The Electrophysiology
(EP) Laboratory and EP Procedures
Cardiac
electrophysiology is a medical specialty devoted
to the diagnosis and treatment of abnormal heart
rhythms. Electrophysiologists are fully trained
cardiologists who have undertaken additional fellowship training
in clinical cardiac electrophysiology. Cardiac
electrophysiologists have expertise in the invasive diagnosis and treatment
of cardiac arrhythmias. They perform invasive procedures
including diagnostic electrophysiology testing,
radiofrequency
catheter ablation, and implantation of antiarrhythmic
devices such as pacemakers and cardioverter-defibrillators.
Which
Patients May Benefit From an Electrophysiology Procedure?
In general,
electrophysiology studies are performed for specific reasons
including:
- Determine the
precise mechanism of a problematic or potentially curable tachyarrhythmia
documented by and ECG test or 24-hour ambulatory ECG recording.
- Perform curative
catheter ablation of problematic, medically refractory tachyarrhythmias.
- Evaluate the need
for implantation of a cardioverter-defibrillator in patients
with who have a documented, potentially life-threatening, ventricular
tachyarrhythmia.
- Define the risk
of having a dangerous arrhythmia in patients with severe underlying
heart disease who have ECG documentation of non-sustained ventricular
tachycardia or have had syncope.
Because there are
some small risks of invasive electrophysiology procedures, they are
generally only performed in the case of potentially life-threatening
ventricular tachyarrhythmias, or in patients with problematic and medically
refractory supraventricular tachyarrhythmias that are significantly
affecting the their quality of life.
Performance of Electrophysiology
Procedures
Electrophysiology studies are performed in a specialized procedure room
called an electrophysiology (EP) laboratory (Figure 1). As seen in
this figure, the EP laboratory houses a moveable procedure table and
a fluoroscopy
(x-ray) machine that is suspended over the table. In addition, there
is a large number of special electronic and computer equipment in
the laboratory that is used during the electrophysiology (or EP) study.

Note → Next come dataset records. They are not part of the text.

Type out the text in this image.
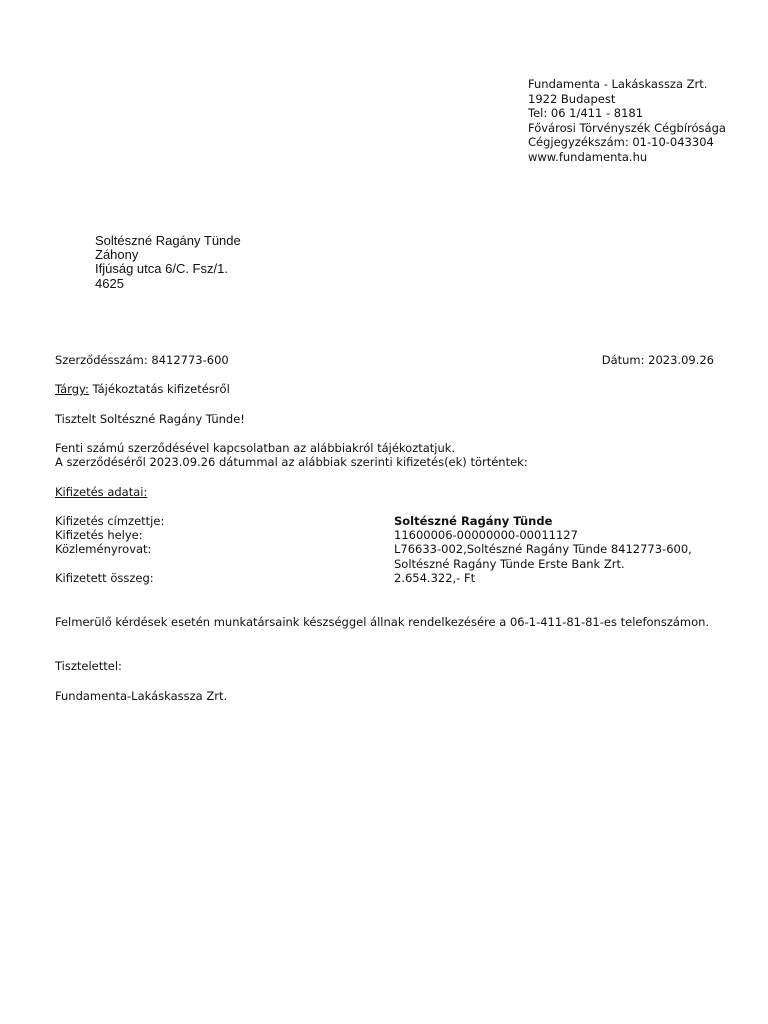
Fundamenta - Lakáskassza Zrt.
1922 Budapest
Tel: 06 1/411 - 8181
Fővárosi Törvényszék Cégbírósága
Cégjegyzékszám: 01-10-043304
www.fundamenta.hu
Soltészné Ragány Tünde
Záhony
Ifjúság utca 6/C. Fsz/1.
4625
Szerződésszám: 8412773-600	Dátum: 2023.09.26
Tárgy: Tájékoztatás kifizetésről
Tisztelt Soltészné Ragány Tünde!
Fenti számú szerződésével kapcsolatban az alábbiakról tájékoztatjuk.
A szerződéséről 2023.09.26 dátummal az alábbiak szerinti kifizetés(ek) történtek:
Kifizetés adatai:
Kifizetés címzettje:	Soltészné Ragány Tünde
Kifizetés helye:	11600006-00000000-00011127
Közleményrovat:	L76633-002,Soltészné Ragány Tünde 8412773-600,
Soltészné Ragány Tünde Erste Bank Zrt.
Kifizetett összeg:	2.654.322,- Ft
Felmerülő kérdések esetén munkatársaink készséggel állnak rendelkezésére a 06-1-411-81-81-es telefonszámon.
Tisztelettel:
Fundamenta-Lakáskassza Zrt.
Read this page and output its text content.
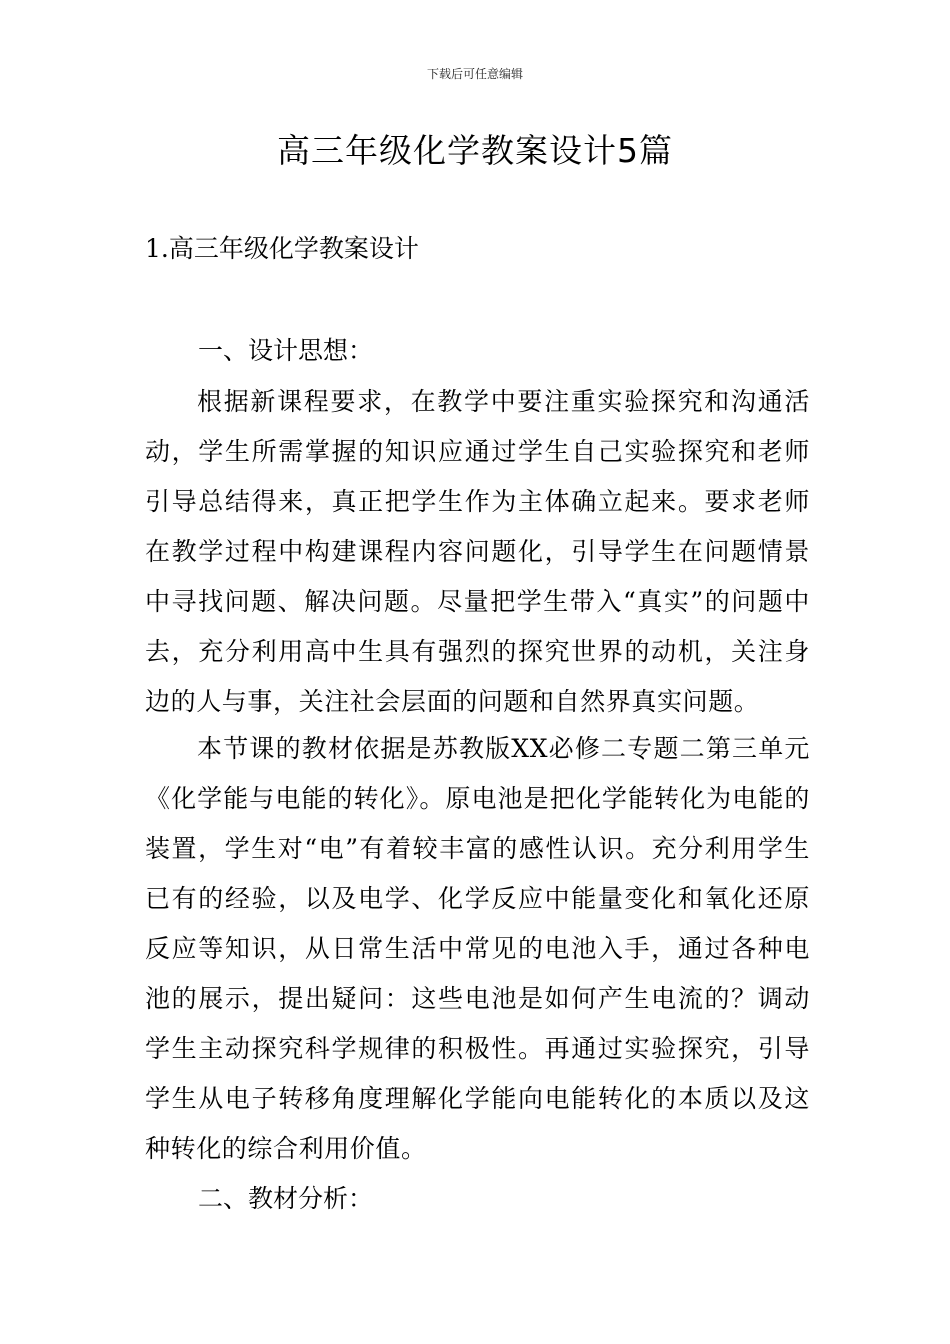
下载后可任意编辑
高三年级化学教案设计5篇
1.高三年级化学教案设计
一、设计思想：

根据新课程要求，在教学中要注重实验探究和沟通活动，学生所需掌握的知识应通过学生自己实验探究和老师引导总结得来，真正把学生作为主体确立起来。要求老师在教学过程中构建课程内容问题化，引导学生在问题情景中寻找问题、解决问题。尽量把学生带入“真实”的问题中去，充分利用高中生具有强烈的探究世界的动机，关注身边的人与事，关注社会层面的问题和自然界真实问题。

本节课的教材依据是苏教版XX必修二专题二第三单元《化学能与电能的转化》。原电池是把化学能转化为电能的装置，学生对“电”有着较丰富的感性认识。充分利用学生已有的经验，以及电学、化学反应中能量变化和氧化还原反应等知识，从日常生活中常见的电池入手，通过各种电池的展示，提出疑问：这些电池是如何产生电流的？调动学生主动探究科学规律的积极性。再通过实验探究，引导学生从电子转移角度理解化学能向电能转化的本质以及这种转化的综合利用价值。

二、教材分析：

While modern electrophysiology laboratories may look imposing with
all the
computers and machinery, in reality the primary goal of any EP laboratory
is efficient and successful performance of the EP procedure under
the safest and most comfortable conditions possible. Patient safety is
the first and most important job in the EP laboratory.

Figure 1. Schematic diagram summarizing components of the electrophysiology
(EP) laboratory.
After positioning the patient on the table, specially trained electrophysiology
nurses put ECG electrode pads on the patient's chest, shoulders and
legs. As a safety precaution, a pair of large defibrillation pads will
be placed the patient's back and chest and are connected to an external
cardiac defibrillator. The defibrillator is only used to control a "run-away" or
dangerous heart rhythm that cannot be controlled by medication or the
temporary electrical pacing wires positioned in the patient's heart. It
is rare that the defibrillator has to be used during EP studies. If a
shock has to be administered it is only delivered after the patient has
been put completely to sleep. If the patient has not already had an intravenous
line placed in an arm by a nurse before entry into the EP laboratory,
the electrophysiology nurses will do so upon the patient's arrival. After
insertion of the intravenous line, the nurses will start to administer
short-acting sedative drugs that will initially help the patient relax
and ultimately let them drift off to sleep from which you can be easily
aroused. At all times during your time in the EP laboratory the patient's
heart rate, blood pressure, respiration, blood oxygen level, and electrocardiogram
are continuously monitored by the nurses and doctors in the room.
The nurses will thoroughly cleanse the patient's right groin region and
right neck region with special soap. Sometimes the right neck region must
also be used, and it may also be cleansed. The patient is covered with a
blue sterile drape to create a sterile field that provides a work area for
insertion of the electrode catheter wires and allow performance of the entire
study in a sterile fashion. During an electrophysiology procedure, 2-4 temporary
electrode catheters (Figure 2) are inserted into multiple heart chambers.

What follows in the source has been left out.